“My heart has no desire to stay
Where doubts arise and fears dismay;
Though some may dwell where these abound,
My prayer, my aim, is higher ground.
Lord, lift me up, and let me stand
By faith, on heaven’s tableland;
A higher plane than I have found,
Lord, plant my feet on higher ground.”
~ Johnson Oatman, Jr., Higher Ground.
My recent seven weeks since last publishing an essay have been engulfed in survival mode. Woven into tirelessly working my job and seeking better fortunes is the unending marathon of searching for a place to live that would permit liberation from the loud, cramped hovel of this past year. At least I can report to you that I’ve been writing in my journal daily, either beneath layers of “white noise”- including a fan, a mechanism that produces sounds that imitate ocean waves, and my radio tuned to classical music, to try thinking above the incessant upstairs antics of Le Cirque des Eléphants, or very late at night when the boors bed themselves. But I write, and on better nights and portions of weekends I study philosophy. I’ve also continued teaching. And indeed I report to work, always putting in a thorough day of productivity and service. The nightmare of miserable and overpriced housing has yet to end. I assure you, dear readers, I am doing every honest thing in my power to remedy this. Sometimes it’s an employment interview, most other times it’s an apartment viewing- the latter now resembling candidate interviews- but I’ve yet to find success. Far too much energy and time have been lost, not just in the past year of housing hell, but many of us can look back at the covid years as having destroyed more than our creative and community lives, but also the dynamics of our cities.

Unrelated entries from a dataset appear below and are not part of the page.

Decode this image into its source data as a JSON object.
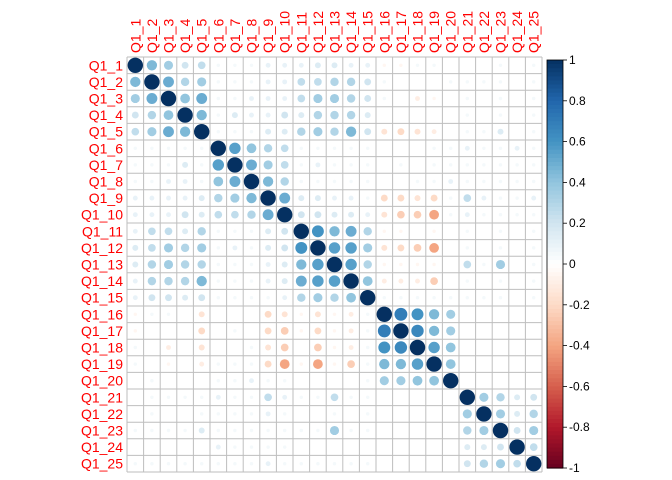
{
  "chart_data": {
    "type": "heatmap",
    "style": "corrplot-circle",
    "variables": [
      "Q1_1",
      "Q1_2",
      "Q1_3",
      "Q1_4",
      "Q1_5",
      "Q1_6",
      "Q1_7",
      "Q1_8",
      "Q1_9",
      "Q1_10",
      "Q1_11",
      "Q1_12",
      "Q1_13",
      "Q1_14",
      "Q1_15",
      "Q1_16",
      "Q1_17",
      "Q1_18",
      "Q1_19",
      "Q1_20",
      "Q1_21",
      "Q1_22",
      "Q1_23",
      "Q1_24",
      "Q1_25"
    ],
    "matrix": [
      [
        1,
        0.45,
        0.35,
        0.2,
        0.25,
        0.05,
        0.05,
        0.05,
        0.1,
        0.1,
        0.1,
        0.15,
        0.15,
        0.1,
        0.1,
        -0.05,
        -0.05,
        0.05,
        0.05,
        0,
        0,
        0,
        0.05,
        0,
        0.05
      ],
      [
        0.45,
        1,
        0.5,
        0.3,
        0.35,
        0.05,
        0.05,
        0.05,
        0.1,
        0.1,
        0.25,
        0.25,
        0.3,
        0.3,
        0.2,
        0.05,
        0,
        0,
        0,
        0.05,
        0.05,
        0.05,
        0.05,
        0,
        0.05
      ],
      [
        0.35,
        0.5,
        1,
        0.4,
        0.5,
        0.05,
        0.05,
        0.1,
        0.1,
        0.1,
        0.25,
        0.35,
        0.35,
        0.3,
        0.2,
        0.05,
        0,
        -0.1,
        -0.05,
        0,
        0.05,
        0,
        0.05,
        0,
        0.05
      ],
      [
        0.2,
        0.3,
        0.4,
        1,
        0.45,
        0.05,
        0.15,
        0.1,
        0.1,
        0.2,
        0.15,
        0.3,
        0.3,
        0.3,
        0.15,
        0,
        0,
        0,
        0,
        0,
        0.05,
        0,
        0.05,
        0,
        0.05
      ],
      [
        0.25,
        0.35,
        0.5,
        0.45,
        1,
        0.05,
        0.05,
        0.05,
        0.15,
        0.15,
        0.3,
        0.35,
        0.3,
        0.45,
        0.2,
        -0.15,
        -0.2,
        -0.15,
        -0.1,
        0,
        0.05,
        0.05,
        0.15,
        0,
        0.05
      ],
      [
        0.05,
        0.05,
        0.05,
        0.05,
        0.05,
        1,
        0.55,
        0.4,
        0.3,
        0.25,
        0.05,
        0.05,
        0.05,
        0.05,
        0.05,
        0,
        0,
        0,
        0.05,
        0.05,
        0.1,
        0.05,
        0.05,
        0.1,
        0.05
      ],
      [
        0.05,
        0.05,
        0.05,
        0.15,
        0.05,
        0.55,
        1,
        0.5,
        0.35,
        0.25,
        0.05,
        0.1,
        0.05,
        0.05,
        0.05,
        0,
        0.05,
        0,
        0.05,
        0.05,
        0.05,
        0.05,
        0.05,
        0.05,
        0.05
      ],
      [
        0.05,
        0.05,
        0.1,
        0.1,
        0.05,
        0.4,
        0.5,
        1,
        0.45,
        0.3,
        0.05,
        0.05,
        0.05,
        0.05,
        0.05,
        0,
        0,
        0.05,
        0.05,
        0.1,
        0.05,
        0.05,
        0.05,
        0.05,
        0.05
      ],
      [
        0.1,
        0.1,
        0.1,
        0.1,
        0.15,
        0.3,
        0.35,
        0.45,
        1,
        0.5,
        0.15,
        0.15,
        0.1,
        0.1,
        0.05,
        -0.2,
        -0.2,
        -0.15,
        -0.2,
        0.05,
        0.25,
        0.1,
        0.05,
        0.05,
        0.1
      ],
      [
        0.1,
        0.1,
        0.1,
        0.2,
        0.15,
        0.25,
        0.25,
        0.3,
        0.5,
        1,
        0.2,
        0.2,
        0.15,
        0.15,
        0.1,
        -0.15,
        -0.25,
        -0.25,
        -0.4,
        0.05,
        0.1,
        0.05,
        0.05,
        0.05,
        0.05
      ],
      [
        0.1,
        0.25,
        0.25,
        0.15,
        0.3,
        0.05,
        0.05,
        0.05,
        0.15,
        0.2,
        1,
        0.6,
        0.45,
        0.5,
        0.3,
        -0.05,
        -0.05,
        0,
        -0.05,
        0,
        0.05,
        0,
        0.05,
        0,
        0.05
      ],
      [
        0.15,
        0.25,
        0.35,
        0.3,
        0.35,
        0.05,
        0.1,
        0.05,
        0.15,
        0.2,
        0.6,
        1,
        0.55,
        0.55,
        0.35,
        -0.15,
        -0.2,
        -0.25,
        -0.4,
        0,
        0.05,
        0,
        0.05,
        0,
        0.05
      ],
      [
        0.15,
        0.3,
        0.35,
        0.3,
        0.3,
        0.05,
        0.05,
        0.05,
        0.1,
        0.15,
        0.45,
        0.55,
        1,
        0.55,
        0.3,
        -0.05,
        -0.05,
        -0.05,
        -0.05,
        0,
        0.25,
        0.05,
        0.35,
        0,
        0.05
      ],
      [
        0.1,
        0.3,
        0.3,
        0.3,
        0.45,
        0.05,
        0.05,
        0.05,
        0.1,
        0.15,
        0.5,
        0.55,
        0.55,
        1,
        0.4,
        -0.1,
        -0.1,
        -0.1,
        -0.25,
        0,
        0.05,
        0,
        0.05,
        0,
        0.05
      ],
      [
        0.1,
        0.2,
        0.2,
        0.15,
        0.2,
        0.05,
        0.05,
        0.05,
        0.05,
        0.1,
        0.3,
        0.35,
        0.3,
        0.4,
        1,
        0.05,
        0.05,
        0.05,
        0.05,
        0.05,
        0.05,
        0.05,
        0.05,
        0,
        0.05
      ],
      [
        -0.05,
        0.05,
        0.05,
        0,
        -0.15,
        0,
        0,
        0,
        -0.2,
        -0.15,
        -0.05,
        -0.15,
        -0.05,
        -0.1,
        0.05,
        1,
        0.7,
        0.6,
        0.45,
        0.35,
        0,
        0,
        0,
        0,
        0
      ],
      [
        -0.05,
        0,
        0,
        0,
        -0.2,
        0,
        0.05,
        0,
        -0.2,
        -0.25,
        -0.05,
        -0.2,
        -0.05,
        -0.1,
        0.05,
        0.7,
        1,
        0.65,
        0.45,
        0.35,
        0,
        0,
        0,
        0,
        0
      ],
      [
        0.05,
        0,
        -0.1,
        0,
        -0.15,
        0,
        0,
        0.05,
        -0.15,
        -0.25,
        0,
        -0.25,
        -0.05,
        -0.1,
        0.05,
        0.6,
        0.65,
        1,
        0.55,
        0.4,
        0,
        0,
        0,
        0,
        0
      ],
      [
        0.05,
        0,
        -0.05,
        0,
        -0.1,
        0.05,
        0.05,
        0.05,
        -0.2,
        -0.4,
        -0.05,
        -0.4,
        -0.05,
        -0.25,
        0.05,
        0.45,
        0.45,
        0.55,
        1,
        0.4,
        0,
        0,
        0,
        0,
        0
      ],
      [
        0,
        0.05,
        0,
        0,
        0,
        0.05,
        0.05,
        0.1,
        0.05,
        0.05,
        0,
        0,
        0,
        0,
        0.05,
        0.35,
        0.35,
        0.4,
        0.4,
        1,
        0,
        0,
        0,
        0,
        0
      ],
      [
        0,
        0.05,
        0.05,
        0.05,
        0.05,
        0.1,
        0.05,
        0.05,
        0.25,
        0.1,
        0.05,
        0.05,
        0.25,
        0.05,
        0.05,
        0,
        0,
        0,
        0,
        0,
        1,
        0.35,
        0.3,
        0.15,
        0.2
      ],
      [
        0,
        0.05,
        0,
        0,
        0.05,
        0.05,
        0.05,
        0.05,
        0.1,
        0.05,
        0,
        0,
        0.05,
        0,
        0.05,
        0,
        0,
        0,
        0,
        0,
        0.35,
        1,
        0.35,
        0.15,
        0.3
      ],
      [
        0.05,
        0.05,
        0.05,
        0.05,
        0.15,
        0.05,
        0.05,
        0.05,
        0.05,
        0.05,
        0.05,
        0.05,
        0.35,
        0.05,
        0.05,
        0,
        0,
        0,
        0,
        0,
        0.3,
        0.35,
        1,
        0.2,
        0.35
      ],
      [
        0,
        0,
        0,
        0,
        0,
        0.1,
        0.05,
        0.05,
        0.05,
        0.05,
        0,
        0,
        0,
        0,
        0,
        0,
        0,
        0,
        0,
        0,
        0.15,
        0.15,
        0.2,
        1,
        0.25
      ],
      [
        0.05,
        0.05,
        0.05,
        0.05,
        0.05,
        0.05,
        0.05,
        0.05,
        0.1,
        0.05,
        0.05,
        0.05,
        0.05,
        0.05,
        0.05,
        0,
        0,
        0,
        0,
        0,
        0.2,
        0.3,
        0.35,
        0.25,
        1
      ]
    ],
    "colorbar": {
      "range": [
        -1,
        1
      ],
      "ticks": [
        "-1",
        "-0.8",
        "-0.6",
        "-0.4",
        "-0.2",
        "0",
        "0.2",
        "0.4",
        "0.6",
        "0.8",
        "1"
      ],
      "tick_values": [
        -1,
        -0.8,
        -0.6,
        -0.4,
        -0.2,
        0,
        0.2,
        0.4,
        0.6,
        0.8,
        1
      ],
      "colors": [
        "#67001F",
        "#B2182B",
        "#D6604D",
        "#F4A582",
        "#FDDBC7",
        "#FFFFFF",
        "#D1E5F0",
        "#92C5DE",
        "#4393C3",
        "#2166AC",
        "#053061"
      ]
    },
    "label_color": "#FF0000",
    "grid_color": "#BEBEBE"
  }
}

I have just enough presence of mind to remember my gratitude for having gotten away for a week’s pilgrimage in spring to the Berkshires. The photographs I made during the sojourn are good reminders. It was something of a serendipitous fluke to find three people to cover my workplace shifts, and that my arrival in Stockbridge was exactly on the Feast Day of the Divine Mercy. I knew that I needed to gather up whatever energy and grace I could find, so that I could dig even harder into scouring for a place to live. Safe, Spacious, and Civilized, as my tireless networking tends to include. Because last summer’s desperation-searching ended in defeat, the scouring never stopped. I vowed not to endure a repeat of last year. But here it comes, with its scythe, as time runs out again. Numerous Maine residents are doing battle with a similar plight, thrown beneath the merciless wheels of hypergentrification. I’m no longer surprised at the tone-deafness of elected leaders; they all have what they need, thus they do not relate as they vote themselves pay raises. I’ve spoken with countless people about housing in the past 14 months, and listen to as many stories. There are the willing who are unable to help, but there are the able who are unwilling to help. The latter category is lulled by that ubiquitous wagon-circling prevalent in this culture; the most shocking instances of this I’ve had to wince through have been from, of all things, influential religious leaders who should know better. And it’s not that I ask for anyone to pay my expenses; what I request are leads and referrals. Networking. Are we parts of solutions, or are we parts of the problem? Who will dare to be tangibly caring? Who wants to really live the Golden Rule?
Trying to stretch the imaginations of the ignorant, I ask professional ministers to join me in praying- at the very least (as inspiration may follow) for the homeless and the displaced. There are many. This region’s larger parishes are in the suburbs, though they tend to use the name Portland, despite having nothing to do with what they perceive as the city’s benighted unwashed. Well aware of my own level of unabated trauma (noticeable when the racket from upstairs drives me outside the building in all weather), I am physically wrenched when I speak with and see people that have no place to call home. Not wanting to be exploitive, I chose not to take photos of the “tent cities,” along local roadways. It momentarily suffices to describe rows and clusters of plastic canopies in highway gullies, thick with mud, the occupants’ spare clothing draped over chainlink bordering a commuter “park-and-ride” lot, amidst piles and piles of detritus. It is a constant heartache to see. These souls could be any one of us. A handful of people try to be helpful, namely a friend and pastor who connects homeless veterans with transitional housing in a motel. A social worker and housing advocate I spoke with referred to people like me as rent-burdened, which means an excess of 30% of my income (for me, it’s more like 50%) goes to pay rent. I tell friends that the search for better, peaceful housing is the search for higher ground to be able to find some form of healing while continuing to work and aspiring for stability and comfort. I don’t dare predict anything.